Une main osa s’avancer, chercher la tiédeur du matelas, une autre palpa les tapis et releva une pantoufle noire qu’elle brandit en l’air. Des pieds s’embarrassèrent dans de l’étoffe tombée à terre ; c’était une robe. On édifia, en la soulevant aux manches, une forme de femme, et, la forme une fois dessinée d’elle-même, par les plis faits au corps de celle qui les portait, un silence glaça ces hommes. Ils se vautrèrent à terre, la cherchant sous le lit, sous les tentures. Ils trouvèrent, tombé ici, un peigne d’écaille auquel tenait un cheveu ; ce fil de soie impalpable, qui frôla leurs doigts, les électrisa. Ils la sentaient dans cette chambre, invisible mais présente, comme une vision qui s’évanouit derrière vous et qu’on ne peut jamais sa retourner assez vite pour voir. Son mouchoir était posé sur l’angle de cette console, ; une lampe en argent brûlait encore près du lit ; près de la table à lire, où s’étendait un journal déplié, une chaise était déplacée à demi, gardant le mouvement de la femme qui se lève en glissant. Venait-elle de se dérober ? S’était-elle enfuie ? Ou bien quelque fragile cachette la recélait-elle ? Et il leur semblait qu’à force de silence et d’immobilité, ils l’auraient entendue respirer.
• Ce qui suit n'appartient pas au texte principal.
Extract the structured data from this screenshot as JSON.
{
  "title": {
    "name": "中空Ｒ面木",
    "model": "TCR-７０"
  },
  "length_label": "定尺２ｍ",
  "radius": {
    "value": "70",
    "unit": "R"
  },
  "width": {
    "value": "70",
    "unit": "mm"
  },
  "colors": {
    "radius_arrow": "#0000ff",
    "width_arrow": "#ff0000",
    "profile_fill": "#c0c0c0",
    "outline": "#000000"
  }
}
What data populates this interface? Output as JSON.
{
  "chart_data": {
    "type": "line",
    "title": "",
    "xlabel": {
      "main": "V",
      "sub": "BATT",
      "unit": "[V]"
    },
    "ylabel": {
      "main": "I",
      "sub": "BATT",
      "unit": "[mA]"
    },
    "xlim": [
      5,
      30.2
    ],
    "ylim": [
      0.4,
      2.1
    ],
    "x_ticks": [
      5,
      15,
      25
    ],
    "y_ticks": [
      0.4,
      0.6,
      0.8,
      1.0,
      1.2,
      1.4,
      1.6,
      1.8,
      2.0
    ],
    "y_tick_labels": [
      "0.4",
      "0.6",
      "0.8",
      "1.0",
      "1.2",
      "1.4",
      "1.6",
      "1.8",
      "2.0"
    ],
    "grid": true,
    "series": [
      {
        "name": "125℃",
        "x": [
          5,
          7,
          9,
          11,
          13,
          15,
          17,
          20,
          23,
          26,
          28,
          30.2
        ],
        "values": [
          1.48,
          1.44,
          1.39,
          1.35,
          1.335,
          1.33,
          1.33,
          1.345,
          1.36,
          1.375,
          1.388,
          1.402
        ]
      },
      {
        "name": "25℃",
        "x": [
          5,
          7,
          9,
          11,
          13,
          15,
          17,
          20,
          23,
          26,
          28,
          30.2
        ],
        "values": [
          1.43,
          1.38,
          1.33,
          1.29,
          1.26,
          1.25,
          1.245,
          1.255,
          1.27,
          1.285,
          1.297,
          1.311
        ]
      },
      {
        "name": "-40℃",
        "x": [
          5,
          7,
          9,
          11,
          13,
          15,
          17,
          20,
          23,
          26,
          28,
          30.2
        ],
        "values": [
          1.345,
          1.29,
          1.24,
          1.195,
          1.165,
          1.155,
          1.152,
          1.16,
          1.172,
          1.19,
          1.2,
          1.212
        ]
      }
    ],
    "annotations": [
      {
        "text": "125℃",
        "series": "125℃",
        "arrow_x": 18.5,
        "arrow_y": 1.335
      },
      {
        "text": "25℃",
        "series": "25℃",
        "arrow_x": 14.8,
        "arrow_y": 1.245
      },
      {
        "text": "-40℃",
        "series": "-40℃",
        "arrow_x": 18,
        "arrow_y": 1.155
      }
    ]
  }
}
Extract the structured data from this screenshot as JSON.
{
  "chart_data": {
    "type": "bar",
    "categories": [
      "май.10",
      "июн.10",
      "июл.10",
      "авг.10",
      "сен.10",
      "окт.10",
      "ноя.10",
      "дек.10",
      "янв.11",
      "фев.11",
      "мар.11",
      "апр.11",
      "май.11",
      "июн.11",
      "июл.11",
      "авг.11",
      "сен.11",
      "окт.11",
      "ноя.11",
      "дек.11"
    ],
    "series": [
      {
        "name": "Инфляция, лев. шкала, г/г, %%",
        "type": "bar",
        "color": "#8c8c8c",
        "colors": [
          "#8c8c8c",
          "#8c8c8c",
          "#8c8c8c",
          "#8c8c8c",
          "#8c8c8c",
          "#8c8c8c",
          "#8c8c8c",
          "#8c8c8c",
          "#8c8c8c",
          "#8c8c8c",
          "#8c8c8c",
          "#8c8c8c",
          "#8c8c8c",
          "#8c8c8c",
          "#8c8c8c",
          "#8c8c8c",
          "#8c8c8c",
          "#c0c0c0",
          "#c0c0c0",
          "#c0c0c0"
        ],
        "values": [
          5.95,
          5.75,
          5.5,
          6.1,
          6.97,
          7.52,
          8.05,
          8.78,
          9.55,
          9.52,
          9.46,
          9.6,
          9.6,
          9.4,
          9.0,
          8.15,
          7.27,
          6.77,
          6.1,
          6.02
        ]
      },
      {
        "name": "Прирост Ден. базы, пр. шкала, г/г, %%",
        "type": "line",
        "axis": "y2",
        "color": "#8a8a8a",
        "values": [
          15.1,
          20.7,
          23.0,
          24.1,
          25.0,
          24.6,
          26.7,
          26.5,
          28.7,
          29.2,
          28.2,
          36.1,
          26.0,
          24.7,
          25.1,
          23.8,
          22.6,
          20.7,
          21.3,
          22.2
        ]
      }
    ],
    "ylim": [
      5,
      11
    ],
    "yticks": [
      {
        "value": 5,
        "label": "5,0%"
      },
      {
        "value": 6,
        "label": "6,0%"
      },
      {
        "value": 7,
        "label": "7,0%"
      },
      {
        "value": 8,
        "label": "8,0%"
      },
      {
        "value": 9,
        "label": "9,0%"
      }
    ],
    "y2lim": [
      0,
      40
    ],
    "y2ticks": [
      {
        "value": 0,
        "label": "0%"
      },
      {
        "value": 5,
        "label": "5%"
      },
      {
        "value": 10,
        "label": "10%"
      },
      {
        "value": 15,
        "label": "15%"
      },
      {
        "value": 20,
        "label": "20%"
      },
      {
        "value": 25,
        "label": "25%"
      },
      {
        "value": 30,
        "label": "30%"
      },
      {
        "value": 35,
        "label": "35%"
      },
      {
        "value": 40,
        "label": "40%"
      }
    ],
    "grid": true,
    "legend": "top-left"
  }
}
Moins déçus que troublés, fouillant en gestes muets et mornes les tiroirs à clef d’or, les armoires où jaunissaient des fleurs et des lettres, ils tressaillirent soudain. À travers l’enfilade des salles qu’ils venaient de parcourir, s’approchait à toute vitesse un piétinement cadencé, et là-bas ils virent courir à eux, reflétés dans le jeu des glaces, les vestes bleues de la police, avec le feu des sabres nus, qui agitaient dans les salons traversés autant de fils de lumière.

Éteinte, dispersée, désagrégée, son âme dissoute, la foule n’eut plus même l’idée de lutter. On la balaya comme un troupeau de bêtes peureuses, à coups de plat de sabre. Les gens de service, barricadés aux, cuisines, n’eurent pas à se défendre. Dans la cour d’honneur, vingt-cinq à trente morts restèrent couchés à terre. L’émeute avortée s’éparpilla dans la nuit, par les rues. Une grande lassitude avait succédé à la fureur, le sommeil apaisait la ville. Oldsburg s’endormit.